Cieszę się, że Wydawnictwo Bellona od jakiegoś czasu wznawia prozę zagranicznych klasyków w spójnej, eleganckiej i minimalistycznej szacie graficznej, bo mam w planie przeczytać znane powieści, których dotychczas nie miałam okazji. Na pierwszy ogień wzięłam „Wojnę światów” Wellsa i debiut prozatorski F. Scotta Fitzgeralda „Z tej strony raju”. W tej chwili prócz książek tych dwóch autorów dostępnych jest kilka dzieł Orwella.
Fitzgerald był jednym z czołowych przedstawicieli „straconego pokolenia” pisarzy amerykańskich dorastających w czasie I wojny światowej i to zmiany moralne, obyczajowe i ideowe tego okresu odcisnęły piętno na jego twórczości. Bunt młodego pokolenia wobec powojennej rzeczywistości przepełnia jego debiutancką powieść po brzegi, a główny bohater, wchodzący w dorosłość Amory Blaine jest jego typowym przedstawicielem.
Młody, przystojny, inteligentny i na skutek wychowania przez ekscentryczną matkę, mający zbyt wysokie mniemanie o sobie chłopak próbuje odnaleźć się najpierw w szkole średniej, później na studiach w Princeton. Pretenduje do elity, ale ta nie zawsze go przyjmuje jak swego. Tu uczy się prawdziwego życia, czasem okraszonego zawodem i niepowodzeniem, ale też nie stroni od uciech i zabaw. Poznaje smak pierwszej miłości, potem kolejnych, a każda z nich wydaje mu się tą jedyną i ostatnią. Nie będąc człowiekiem czynu zatraca się w rozważaniach, analizowaniu swych emocji i poglądów. Widać wpływ, jaki wywierają na niego ważne, podziwiane przez niego w skrytości postaci.
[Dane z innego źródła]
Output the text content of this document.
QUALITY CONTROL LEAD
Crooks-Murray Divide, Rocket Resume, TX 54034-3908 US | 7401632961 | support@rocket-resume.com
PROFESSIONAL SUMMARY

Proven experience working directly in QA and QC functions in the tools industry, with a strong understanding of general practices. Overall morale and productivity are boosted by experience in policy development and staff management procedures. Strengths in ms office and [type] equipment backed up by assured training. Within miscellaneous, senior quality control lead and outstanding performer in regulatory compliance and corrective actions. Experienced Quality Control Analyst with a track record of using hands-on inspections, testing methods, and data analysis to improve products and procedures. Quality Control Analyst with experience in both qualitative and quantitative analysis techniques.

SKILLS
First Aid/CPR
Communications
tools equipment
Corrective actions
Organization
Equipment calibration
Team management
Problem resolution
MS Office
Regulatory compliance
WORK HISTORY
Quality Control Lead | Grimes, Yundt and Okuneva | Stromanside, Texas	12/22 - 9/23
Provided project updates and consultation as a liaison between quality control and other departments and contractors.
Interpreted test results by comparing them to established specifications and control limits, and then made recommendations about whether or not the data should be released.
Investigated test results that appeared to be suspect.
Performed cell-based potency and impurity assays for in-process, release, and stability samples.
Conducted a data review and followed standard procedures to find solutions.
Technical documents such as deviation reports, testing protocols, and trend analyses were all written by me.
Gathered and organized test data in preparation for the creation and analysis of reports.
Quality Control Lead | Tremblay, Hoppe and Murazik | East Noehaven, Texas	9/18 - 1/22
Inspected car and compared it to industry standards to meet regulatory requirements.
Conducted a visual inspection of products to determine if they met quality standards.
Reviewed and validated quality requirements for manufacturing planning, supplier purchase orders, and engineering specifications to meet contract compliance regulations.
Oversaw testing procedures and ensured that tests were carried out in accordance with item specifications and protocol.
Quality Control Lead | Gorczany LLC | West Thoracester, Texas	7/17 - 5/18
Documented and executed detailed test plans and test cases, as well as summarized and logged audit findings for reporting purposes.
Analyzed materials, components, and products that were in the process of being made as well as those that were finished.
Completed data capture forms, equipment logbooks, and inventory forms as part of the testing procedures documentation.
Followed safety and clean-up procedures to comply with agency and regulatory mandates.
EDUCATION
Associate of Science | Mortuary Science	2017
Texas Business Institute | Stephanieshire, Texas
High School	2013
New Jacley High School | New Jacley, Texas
Powieść znakomicie ukazuje ówczesne tło społeczno-historyczne i poszukiwanie swojego w nim miejsca przez młodego człowieka z dużymi oczekiwaniami wobec życia. Odczuwalny wzrost rozczarowania, zawód i smutek wynikający z bezsensu jego poszukiwań najlepiej podsumowuje ostatnie zdanie powieści „Znam siebie! - krzyknął - Ale nic poza tym”. Czy to jednak mało?
Fabuła nie porywa dynamiką, lecz pięknem stylu, kunsztem języka i trafnością spostrzeżeń ewoluujących wraz z egzystencją bohatera. Zaskakuje formą dramatu przywołaną przy jednym z romansów dla wzmocnienia przekazu i genialnymi dialogami w dużej mierze budującymi tę historię. Powieść po upływie ponad stu lat od pierwszego wydania nie wzbudza już takiego entuzjazmu, jednak zdecydowanie warto ją poznać.